Чему нас учила наша Матрена Федоровна, трудно сказать. Сразу выяснилось, что я бегло читаю и спокойно решаю все задачи и примеры, которые учительница выписывала для нас на доске. А вот писать я не умела. Мама сходила на рынок в Кыштым и купила несколько тетрадей в косую линейку и в клеточку, ручку с парой перьев «86», чернильницу-непроливайку и пузырек чернил, сшила мне сумку из куска старой фланели. И я стала мучительно учиться писать палочки и буквы «с нажимом». Проверяла эти тетрадки и ругала меня мама, а не Матрена Федоровна, которая ставила мне за все «отлично». Так я проучилась два месяца. Выпал снег. Тетя Соня где-то раздобыла для нас санки на деревянных полозьях и лыжи без резины и с веревочками вместо ремешков.
Мы приехали в Кыштым осенью. Ни радио, ни газет не было. Каким-то образом взрослые узнавали о том, что происходит на фронте. Помню тревожный, горестный шепот о том, что немцы почти на окраинах Москвы. Я тоже догадывалась, что происходит что-то очень страшное, но, не будучи способной понять всю глубину общей беды, беспокоилась об отце и о нашем московском доме. Известие о параде 7 ноября было принято взрослыми как признак надежды на улучшение ситуации. Сталин в Москве! Сталин не пустит фашистов в Москву!

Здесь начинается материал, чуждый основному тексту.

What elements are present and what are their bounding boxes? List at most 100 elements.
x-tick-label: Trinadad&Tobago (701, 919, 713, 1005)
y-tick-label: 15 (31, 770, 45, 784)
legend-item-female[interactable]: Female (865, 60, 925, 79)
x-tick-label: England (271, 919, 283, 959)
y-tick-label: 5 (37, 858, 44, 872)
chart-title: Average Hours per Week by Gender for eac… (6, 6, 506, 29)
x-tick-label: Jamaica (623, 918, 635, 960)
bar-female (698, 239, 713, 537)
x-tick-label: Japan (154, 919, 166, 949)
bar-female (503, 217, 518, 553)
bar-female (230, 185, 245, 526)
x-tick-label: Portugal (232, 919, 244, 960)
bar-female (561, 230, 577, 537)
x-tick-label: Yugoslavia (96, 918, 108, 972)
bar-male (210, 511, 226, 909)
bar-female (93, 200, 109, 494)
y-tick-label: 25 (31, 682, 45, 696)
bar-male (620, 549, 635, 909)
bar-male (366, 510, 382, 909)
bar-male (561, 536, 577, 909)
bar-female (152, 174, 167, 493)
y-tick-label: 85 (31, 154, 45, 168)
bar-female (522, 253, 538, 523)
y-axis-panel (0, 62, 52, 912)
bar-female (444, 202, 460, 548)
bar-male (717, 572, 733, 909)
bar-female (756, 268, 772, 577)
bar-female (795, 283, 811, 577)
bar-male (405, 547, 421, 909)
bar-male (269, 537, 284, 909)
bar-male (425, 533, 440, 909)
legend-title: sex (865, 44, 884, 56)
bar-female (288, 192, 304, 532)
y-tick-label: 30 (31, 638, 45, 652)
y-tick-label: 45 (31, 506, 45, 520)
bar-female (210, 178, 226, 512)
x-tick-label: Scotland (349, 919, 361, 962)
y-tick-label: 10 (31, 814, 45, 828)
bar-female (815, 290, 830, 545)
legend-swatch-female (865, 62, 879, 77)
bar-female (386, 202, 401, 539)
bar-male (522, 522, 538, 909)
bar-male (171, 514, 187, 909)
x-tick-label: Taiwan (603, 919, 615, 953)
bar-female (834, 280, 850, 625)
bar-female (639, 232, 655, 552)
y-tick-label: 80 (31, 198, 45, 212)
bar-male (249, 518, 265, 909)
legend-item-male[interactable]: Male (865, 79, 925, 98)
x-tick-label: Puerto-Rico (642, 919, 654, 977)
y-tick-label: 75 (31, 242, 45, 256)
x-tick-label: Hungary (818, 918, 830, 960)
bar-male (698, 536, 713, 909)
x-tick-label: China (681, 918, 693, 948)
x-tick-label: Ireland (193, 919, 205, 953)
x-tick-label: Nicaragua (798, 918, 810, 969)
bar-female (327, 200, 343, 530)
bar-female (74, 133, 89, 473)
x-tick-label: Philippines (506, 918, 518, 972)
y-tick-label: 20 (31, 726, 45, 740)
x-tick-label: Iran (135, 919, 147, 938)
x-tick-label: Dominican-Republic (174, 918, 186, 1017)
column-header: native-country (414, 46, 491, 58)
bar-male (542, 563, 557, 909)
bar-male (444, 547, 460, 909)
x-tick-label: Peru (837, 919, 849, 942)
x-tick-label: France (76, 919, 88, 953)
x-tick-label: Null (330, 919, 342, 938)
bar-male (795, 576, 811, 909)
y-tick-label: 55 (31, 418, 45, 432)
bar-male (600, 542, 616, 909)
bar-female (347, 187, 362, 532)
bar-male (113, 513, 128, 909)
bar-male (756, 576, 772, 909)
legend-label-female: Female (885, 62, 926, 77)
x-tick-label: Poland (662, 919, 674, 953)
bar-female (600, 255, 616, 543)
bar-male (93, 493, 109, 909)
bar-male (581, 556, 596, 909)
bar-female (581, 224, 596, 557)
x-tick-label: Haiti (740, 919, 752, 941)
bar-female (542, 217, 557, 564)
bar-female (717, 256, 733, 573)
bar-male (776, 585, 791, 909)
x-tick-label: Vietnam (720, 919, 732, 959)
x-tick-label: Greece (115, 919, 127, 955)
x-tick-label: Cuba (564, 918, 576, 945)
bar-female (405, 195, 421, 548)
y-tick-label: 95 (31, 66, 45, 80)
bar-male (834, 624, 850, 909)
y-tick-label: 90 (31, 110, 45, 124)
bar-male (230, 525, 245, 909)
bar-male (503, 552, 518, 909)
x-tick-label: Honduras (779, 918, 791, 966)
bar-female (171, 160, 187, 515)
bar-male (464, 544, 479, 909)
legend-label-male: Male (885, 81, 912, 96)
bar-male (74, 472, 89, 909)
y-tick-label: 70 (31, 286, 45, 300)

От отца приходили очень редкие письма. Тетя Соня получила письмо от дяди Дони, кажется, это было намного позже. Помню эвфемизмы, которыми наши отцы маскировали подцензурные сведения.
Мы знали, что живет он на заводе, только изредка наведываясь домой. Дядя Доня написал: «Стою под орлом и любуюсь хищником». Мы поняли, что его часть находится под Орлом.